Besides, he had at least eighty
or an hundred scaling-ladders, yet not one of them was brought near the
castle walls.
His soldiers hung clustering on the breach, like a swarm
of bees, or a flock of sheep at a gap, none having the heart to enter,
while the Portuguese gleaned away five or six at a shot, sometimes more,
driving forwards their black soldiers to throw powder-pots among the
Persians.
The assault was renewed on the 18th, but with more harm to the Persians
than the Portuguese. During the intervening night, two blacks made signs
to the Persians on the top of the breach, that they wished to come over
to them, and were drawn up with ropes. By these it was learned that the
captain of the castle had been wounded in the head by a stone; that
there were not above an hundred men in the garrison able to handle their
arms: and that their water grew daily more scanty and worse in quality,
by which the mortality continually increased. They reported also that
great difference in opinion prevailed among the Portuguese, some wishing
to endeavour to escape by sea, while others held it more honourable to
sell their lives at a dear rate, by defending the castle to the last
extremity, and proposed, when they could no longer hold out, to put all
their women and treasure into a house and blow them up, that the
Persians might neither enjoy their wealth nor abuse their wives; and,
when this was done, to rush upon the Persians, and so end their days.

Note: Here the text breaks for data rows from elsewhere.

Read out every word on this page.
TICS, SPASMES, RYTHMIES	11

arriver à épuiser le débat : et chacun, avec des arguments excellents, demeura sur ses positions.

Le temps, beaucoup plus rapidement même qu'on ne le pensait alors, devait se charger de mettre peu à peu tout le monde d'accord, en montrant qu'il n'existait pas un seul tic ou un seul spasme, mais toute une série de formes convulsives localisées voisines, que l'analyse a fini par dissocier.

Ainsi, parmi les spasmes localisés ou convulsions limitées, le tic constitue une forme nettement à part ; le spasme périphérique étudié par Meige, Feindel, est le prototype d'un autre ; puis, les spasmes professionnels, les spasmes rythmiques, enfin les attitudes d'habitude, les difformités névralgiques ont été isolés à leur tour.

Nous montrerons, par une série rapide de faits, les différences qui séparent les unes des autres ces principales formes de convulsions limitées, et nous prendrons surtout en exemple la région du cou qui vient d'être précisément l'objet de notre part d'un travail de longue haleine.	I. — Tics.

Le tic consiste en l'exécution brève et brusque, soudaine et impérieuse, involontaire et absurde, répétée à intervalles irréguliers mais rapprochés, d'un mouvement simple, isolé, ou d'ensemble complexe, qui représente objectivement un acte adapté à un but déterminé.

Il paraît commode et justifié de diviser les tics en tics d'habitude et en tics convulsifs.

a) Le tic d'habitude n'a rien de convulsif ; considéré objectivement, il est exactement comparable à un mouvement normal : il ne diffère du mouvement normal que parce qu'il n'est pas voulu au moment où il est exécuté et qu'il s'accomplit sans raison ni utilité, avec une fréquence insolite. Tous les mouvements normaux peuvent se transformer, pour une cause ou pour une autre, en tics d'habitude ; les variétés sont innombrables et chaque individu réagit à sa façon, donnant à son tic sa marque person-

In the evening of the 19th, the Persians made another effort to press
forwards, and got possession of the entire bulwark, forcing the
Portuguese to retire farther within the castle. In this conflict many of
the Portuguese were wounded, and sore scalded with fire-pots, in the
management of which the Persians had now become expert, though many of
them had paid dearly for their instruction. In this conflict four
Portuguese were slain, and their heads brought to the Persian general.

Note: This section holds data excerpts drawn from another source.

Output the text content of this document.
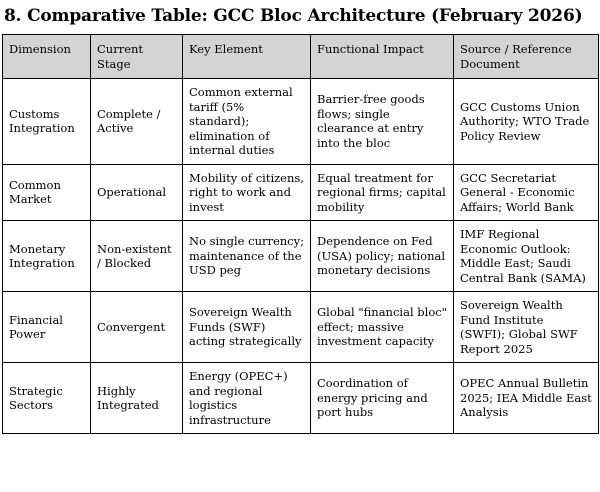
8. Comparative Table: GCC Bloc Architecture (February 2026)
Dimension	Current Stage	Key Element	Functional Impact	Source / Reference Document
Customs Integration	Complete / Active	Common external tariff (5% standard); elimination of internal duties	Barrier-free goods flows; single clearance at entry into the bloc	GCC Customs Union Authority; WTO Trade Policy Review
Common Market	Operational	Mobility of citizens, right to work and invest	Equal treatment for regional firms; capital mobility	GCC Secretariat General - Economic Affairs; World Bank
Monetary Integration	Non-existent / Blocked	No single currency; maintenance of the USD peg	Dependence on Fed (USA) policy; national monetary decisions	IMF Regional Economic Outlook: Middle East; Saudi Central Bank (SAMA)
Financial Power	Convergent	Sovereign Wealth Funds (SWF) acting strategically	Global "financial bloc" effect; massive investment capacity	Sovereign Wealth Fund Institute (SWFI); Global SWF Report 2025
Strategic Sectors	Highly Integrated	Energy (OPEC+) and regional logistics infrastructure	Coordination of energy pricing and port hubs	OPEC Annual Bulletin 2025; IEA Middle East Analysis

In this art of cutting off heads, the Persians are particularly cunning,
insomuch, that I do not think there is an executioner in all Germany
that can excel them. No sooner does a Persian lay hold of an enemy, than
off goes his head at one blow of his scymitar.[308] He then makes a hole
in the ear or cheek with his dagger, by which he will sometimes bring
three or four heads at once to his general. When it is proposed to send
these heads taken in war to be seen by the king or the khan, they very
adroitly flea off the skin of the head and face, which they stuff up
with straw like a foot-ball, and so send them by whole sackfulls.[309]